You’ve expressed ambivalence about the political implications of the word “freak” and have pointed out that it has been a source of both pain and possibility for people with disabilities. But along with the freak, the freak show required the viewer. What compelled so many people to consume the spectacle of the other? How should people who want to change the world relate to this compulsion?

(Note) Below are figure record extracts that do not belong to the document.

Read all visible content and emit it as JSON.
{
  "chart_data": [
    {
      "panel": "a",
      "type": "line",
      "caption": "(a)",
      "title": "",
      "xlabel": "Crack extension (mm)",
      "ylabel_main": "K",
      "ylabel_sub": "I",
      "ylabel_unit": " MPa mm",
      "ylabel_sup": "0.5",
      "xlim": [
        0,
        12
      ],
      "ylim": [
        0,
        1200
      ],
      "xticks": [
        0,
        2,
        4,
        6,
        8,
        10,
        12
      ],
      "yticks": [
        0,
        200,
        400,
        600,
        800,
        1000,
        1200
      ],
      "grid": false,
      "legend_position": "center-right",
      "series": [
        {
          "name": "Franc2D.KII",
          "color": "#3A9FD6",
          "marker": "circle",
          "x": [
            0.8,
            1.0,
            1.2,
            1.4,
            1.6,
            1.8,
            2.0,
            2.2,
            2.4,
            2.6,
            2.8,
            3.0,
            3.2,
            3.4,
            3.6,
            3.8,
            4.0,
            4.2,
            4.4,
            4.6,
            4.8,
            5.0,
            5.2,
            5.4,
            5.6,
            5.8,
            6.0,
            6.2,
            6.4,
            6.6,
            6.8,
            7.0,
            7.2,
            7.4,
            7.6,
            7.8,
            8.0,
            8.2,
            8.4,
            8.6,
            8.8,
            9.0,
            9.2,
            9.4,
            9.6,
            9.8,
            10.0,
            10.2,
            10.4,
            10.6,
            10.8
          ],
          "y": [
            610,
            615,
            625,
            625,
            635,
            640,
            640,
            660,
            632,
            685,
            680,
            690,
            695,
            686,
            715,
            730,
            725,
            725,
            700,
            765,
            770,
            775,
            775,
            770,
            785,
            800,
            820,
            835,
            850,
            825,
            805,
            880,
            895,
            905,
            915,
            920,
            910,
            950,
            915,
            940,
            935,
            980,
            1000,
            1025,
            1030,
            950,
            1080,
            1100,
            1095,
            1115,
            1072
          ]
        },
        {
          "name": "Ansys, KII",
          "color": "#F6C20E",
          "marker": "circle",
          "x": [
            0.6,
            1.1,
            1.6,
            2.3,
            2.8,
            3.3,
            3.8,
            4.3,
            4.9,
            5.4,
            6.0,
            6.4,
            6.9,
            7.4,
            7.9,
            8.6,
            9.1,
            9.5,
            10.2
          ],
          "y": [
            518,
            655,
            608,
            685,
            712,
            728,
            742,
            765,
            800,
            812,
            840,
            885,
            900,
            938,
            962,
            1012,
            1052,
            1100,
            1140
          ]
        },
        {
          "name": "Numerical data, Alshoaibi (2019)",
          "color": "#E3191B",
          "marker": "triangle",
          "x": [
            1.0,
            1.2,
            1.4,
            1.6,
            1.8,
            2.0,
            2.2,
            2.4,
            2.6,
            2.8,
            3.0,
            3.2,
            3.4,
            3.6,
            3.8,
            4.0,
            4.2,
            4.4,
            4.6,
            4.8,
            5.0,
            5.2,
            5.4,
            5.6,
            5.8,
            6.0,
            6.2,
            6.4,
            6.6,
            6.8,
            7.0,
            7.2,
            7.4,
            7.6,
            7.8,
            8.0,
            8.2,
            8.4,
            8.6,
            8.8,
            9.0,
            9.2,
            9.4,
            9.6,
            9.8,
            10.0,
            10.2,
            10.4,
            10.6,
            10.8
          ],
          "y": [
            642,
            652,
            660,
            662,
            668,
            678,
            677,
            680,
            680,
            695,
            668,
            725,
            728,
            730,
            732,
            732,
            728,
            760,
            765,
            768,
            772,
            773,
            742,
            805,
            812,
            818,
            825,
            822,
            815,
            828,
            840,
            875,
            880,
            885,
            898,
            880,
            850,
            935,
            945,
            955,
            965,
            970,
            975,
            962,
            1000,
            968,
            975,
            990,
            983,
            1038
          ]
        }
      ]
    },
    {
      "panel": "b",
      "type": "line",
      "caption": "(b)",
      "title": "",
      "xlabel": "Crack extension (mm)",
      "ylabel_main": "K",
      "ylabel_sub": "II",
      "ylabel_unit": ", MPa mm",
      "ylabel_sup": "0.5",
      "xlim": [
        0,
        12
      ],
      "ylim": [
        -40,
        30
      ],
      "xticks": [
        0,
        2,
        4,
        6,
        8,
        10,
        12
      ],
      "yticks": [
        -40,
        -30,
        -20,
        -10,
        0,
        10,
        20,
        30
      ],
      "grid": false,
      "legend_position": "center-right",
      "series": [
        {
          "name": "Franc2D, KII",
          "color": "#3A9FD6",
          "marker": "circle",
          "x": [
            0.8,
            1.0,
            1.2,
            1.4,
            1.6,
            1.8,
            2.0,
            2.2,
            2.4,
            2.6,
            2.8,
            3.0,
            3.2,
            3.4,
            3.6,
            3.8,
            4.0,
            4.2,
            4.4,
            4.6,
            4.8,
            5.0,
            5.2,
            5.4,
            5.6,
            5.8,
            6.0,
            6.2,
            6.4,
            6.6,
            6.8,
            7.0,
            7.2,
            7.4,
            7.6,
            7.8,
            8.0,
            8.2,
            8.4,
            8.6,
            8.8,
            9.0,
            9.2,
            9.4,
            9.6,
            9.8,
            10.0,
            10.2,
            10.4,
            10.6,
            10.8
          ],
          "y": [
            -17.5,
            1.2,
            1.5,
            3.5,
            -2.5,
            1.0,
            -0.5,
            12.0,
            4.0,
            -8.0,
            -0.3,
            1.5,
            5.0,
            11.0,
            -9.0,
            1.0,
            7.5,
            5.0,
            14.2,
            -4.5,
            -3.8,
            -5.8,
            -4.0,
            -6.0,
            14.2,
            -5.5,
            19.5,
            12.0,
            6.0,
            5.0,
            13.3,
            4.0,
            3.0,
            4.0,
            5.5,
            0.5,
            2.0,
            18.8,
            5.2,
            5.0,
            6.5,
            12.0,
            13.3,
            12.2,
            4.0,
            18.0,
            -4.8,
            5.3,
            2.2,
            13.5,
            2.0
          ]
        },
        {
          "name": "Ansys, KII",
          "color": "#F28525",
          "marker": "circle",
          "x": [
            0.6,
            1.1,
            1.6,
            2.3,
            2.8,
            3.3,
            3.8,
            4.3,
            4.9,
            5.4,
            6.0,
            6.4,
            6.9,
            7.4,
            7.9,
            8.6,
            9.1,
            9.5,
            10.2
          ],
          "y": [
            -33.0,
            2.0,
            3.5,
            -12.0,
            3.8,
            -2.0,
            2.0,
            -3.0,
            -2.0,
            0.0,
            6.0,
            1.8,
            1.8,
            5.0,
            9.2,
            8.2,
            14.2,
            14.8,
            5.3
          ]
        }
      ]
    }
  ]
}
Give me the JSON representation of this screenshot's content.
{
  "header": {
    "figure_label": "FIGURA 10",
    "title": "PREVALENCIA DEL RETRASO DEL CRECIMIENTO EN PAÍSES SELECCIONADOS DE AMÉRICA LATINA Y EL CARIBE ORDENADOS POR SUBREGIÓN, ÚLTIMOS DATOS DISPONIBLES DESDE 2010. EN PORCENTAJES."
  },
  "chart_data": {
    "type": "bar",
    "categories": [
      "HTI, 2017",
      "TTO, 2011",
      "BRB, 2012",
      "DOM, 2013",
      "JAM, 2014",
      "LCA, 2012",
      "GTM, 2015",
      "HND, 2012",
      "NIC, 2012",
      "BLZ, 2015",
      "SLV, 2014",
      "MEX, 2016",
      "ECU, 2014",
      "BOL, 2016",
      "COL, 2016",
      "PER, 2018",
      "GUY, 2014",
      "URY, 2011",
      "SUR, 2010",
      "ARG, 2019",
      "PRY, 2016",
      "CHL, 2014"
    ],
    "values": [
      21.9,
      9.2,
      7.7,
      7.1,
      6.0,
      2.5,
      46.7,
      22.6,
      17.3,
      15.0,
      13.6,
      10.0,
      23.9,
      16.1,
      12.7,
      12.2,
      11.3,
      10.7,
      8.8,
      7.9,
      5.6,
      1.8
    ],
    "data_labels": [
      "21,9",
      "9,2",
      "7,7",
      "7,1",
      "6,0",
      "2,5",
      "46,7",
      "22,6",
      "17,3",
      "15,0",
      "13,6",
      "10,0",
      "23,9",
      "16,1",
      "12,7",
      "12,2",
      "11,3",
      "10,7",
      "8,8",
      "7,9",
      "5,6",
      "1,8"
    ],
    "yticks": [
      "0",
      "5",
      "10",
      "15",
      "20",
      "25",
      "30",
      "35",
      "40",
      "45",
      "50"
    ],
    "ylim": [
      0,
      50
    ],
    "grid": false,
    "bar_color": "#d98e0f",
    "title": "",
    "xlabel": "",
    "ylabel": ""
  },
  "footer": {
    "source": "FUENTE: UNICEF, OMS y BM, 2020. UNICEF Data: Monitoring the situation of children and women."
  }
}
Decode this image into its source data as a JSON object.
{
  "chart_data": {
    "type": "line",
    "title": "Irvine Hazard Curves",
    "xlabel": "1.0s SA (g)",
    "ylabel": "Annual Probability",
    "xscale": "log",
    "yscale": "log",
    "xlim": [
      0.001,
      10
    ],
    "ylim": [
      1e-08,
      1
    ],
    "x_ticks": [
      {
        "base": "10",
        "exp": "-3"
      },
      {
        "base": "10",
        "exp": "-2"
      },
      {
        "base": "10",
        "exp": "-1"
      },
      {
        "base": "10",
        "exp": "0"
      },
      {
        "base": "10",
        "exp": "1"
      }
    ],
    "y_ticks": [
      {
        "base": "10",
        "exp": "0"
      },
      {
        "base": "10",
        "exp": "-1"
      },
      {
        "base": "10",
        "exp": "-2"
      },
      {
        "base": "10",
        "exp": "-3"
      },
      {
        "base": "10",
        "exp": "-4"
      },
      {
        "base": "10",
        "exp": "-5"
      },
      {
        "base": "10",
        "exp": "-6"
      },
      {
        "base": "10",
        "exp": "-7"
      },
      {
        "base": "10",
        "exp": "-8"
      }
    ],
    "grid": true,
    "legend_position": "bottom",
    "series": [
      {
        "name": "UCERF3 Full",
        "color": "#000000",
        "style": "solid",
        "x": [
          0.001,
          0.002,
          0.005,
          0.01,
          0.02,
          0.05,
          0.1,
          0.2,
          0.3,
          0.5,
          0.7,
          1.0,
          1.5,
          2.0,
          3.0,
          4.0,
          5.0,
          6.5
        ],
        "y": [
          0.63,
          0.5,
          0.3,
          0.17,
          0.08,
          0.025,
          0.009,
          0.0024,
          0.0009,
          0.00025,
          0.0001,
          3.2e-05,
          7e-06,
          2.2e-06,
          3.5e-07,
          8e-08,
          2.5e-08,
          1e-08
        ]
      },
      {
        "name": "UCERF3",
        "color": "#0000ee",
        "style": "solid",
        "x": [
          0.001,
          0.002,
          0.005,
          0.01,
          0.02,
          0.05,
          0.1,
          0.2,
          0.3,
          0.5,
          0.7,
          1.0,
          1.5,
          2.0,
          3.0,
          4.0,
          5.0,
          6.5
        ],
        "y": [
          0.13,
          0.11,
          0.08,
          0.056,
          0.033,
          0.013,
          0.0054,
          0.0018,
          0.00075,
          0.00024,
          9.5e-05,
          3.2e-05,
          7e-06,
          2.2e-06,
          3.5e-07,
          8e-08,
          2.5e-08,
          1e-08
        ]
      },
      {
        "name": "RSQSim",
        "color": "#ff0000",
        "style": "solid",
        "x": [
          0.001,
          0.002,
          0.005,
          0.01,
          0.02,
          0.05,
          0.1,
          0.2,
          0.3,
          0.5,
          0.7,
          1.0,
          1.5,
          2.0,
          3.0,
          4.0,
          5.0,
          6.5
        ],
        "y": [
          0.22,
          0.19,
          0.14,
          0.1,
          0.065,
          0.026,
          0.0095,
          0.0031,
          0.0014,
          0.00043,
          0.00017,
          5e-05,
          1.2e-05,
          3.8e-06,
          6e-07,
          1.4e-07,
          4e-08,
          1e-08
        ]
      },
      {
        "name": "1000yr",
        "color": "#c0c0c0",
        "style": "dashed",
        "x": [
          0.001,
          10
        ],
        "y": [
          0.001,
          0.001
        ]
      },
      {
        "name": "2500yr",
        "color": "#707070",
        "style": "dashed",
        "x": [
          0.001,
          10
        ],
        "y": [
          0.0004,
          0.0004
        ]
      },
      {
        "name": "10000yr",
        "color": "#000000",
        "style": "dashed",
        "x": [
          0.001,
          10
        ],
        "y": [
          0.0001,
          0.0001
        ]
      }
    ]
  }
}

During the century in which the freak show flourished – 1840 to 1940 – the US was in a period of tremendous instability and transition around immigration, industrialization, and slavery, which created all sorts of anxieties for white people and non-disabled people. The freak show functioned as a way to create some stability about who was normal and who was Other, both of which were defined by racism, ableism, and colonialism. I like teaching the history of the freak show because it’s a history that has to be understood through an intersectional analysis of race, disability, colonial power, gender, and queerness.

The impulse to gawk isn’t limited to the history of the freak show, but rather embedded in a bigger cultural dynamic. That dynamic has shifted over time but certainly hasn’t gone away. I believe that dynamics around gawking are partly put into motion as people are growing up. As children, we’re all curious. The world poses all sorts of mysteries for which kids want all sorts of names, categories, and explanations. Adults nurture this curiosity in a myriad of ways. But when it comes to bodily difference, we train kids early that it’s not okay to be curious. Rather than teaching kids about the difference between respectful and disrespectful questions regarding bodily difference, we just teach them that they aren’t supposed to notice those differences when in actuality we’re all noticing them all the time. Part of the cultural dynamic of gawking – pretending not to notice while having few skills to respectfully manage our curiosity – is set in place during those early years.

How can activists use gawking in our favour? How can we manipulate gawking? Disability activists often use gawking to get media attention and then use the media as an educational or social justice tool. I’m thinking of an action that happened as the Americans with Disabilities Act was moving through Congress in the early ‘90s. The Capitol in Washington DC has a really wide, grand, steep set of stairs into the front entrance. I’m sure there are other accessible entrances, but this entrance is the most visible. Almost 100 wheelchair users parked their chairs at the bottom of the steps and crawled up them. It caused a big controversy in the disability community. The action was a way of using gawking. Those activists created a spectacle of their bodies to make a particular political point. When can we use gawking and when do we need to resist it? Another question with no easy answers.

And maybe in the end, that’s the point: these junctures and confluences where race, class, disability, gender, and sexuality come together refuse easy, single-issue answers.


1 Crip and cripple are reclaimed words used to shock, to infuse with pride and self-love, to resist internalized hatred, and to help forge a politics.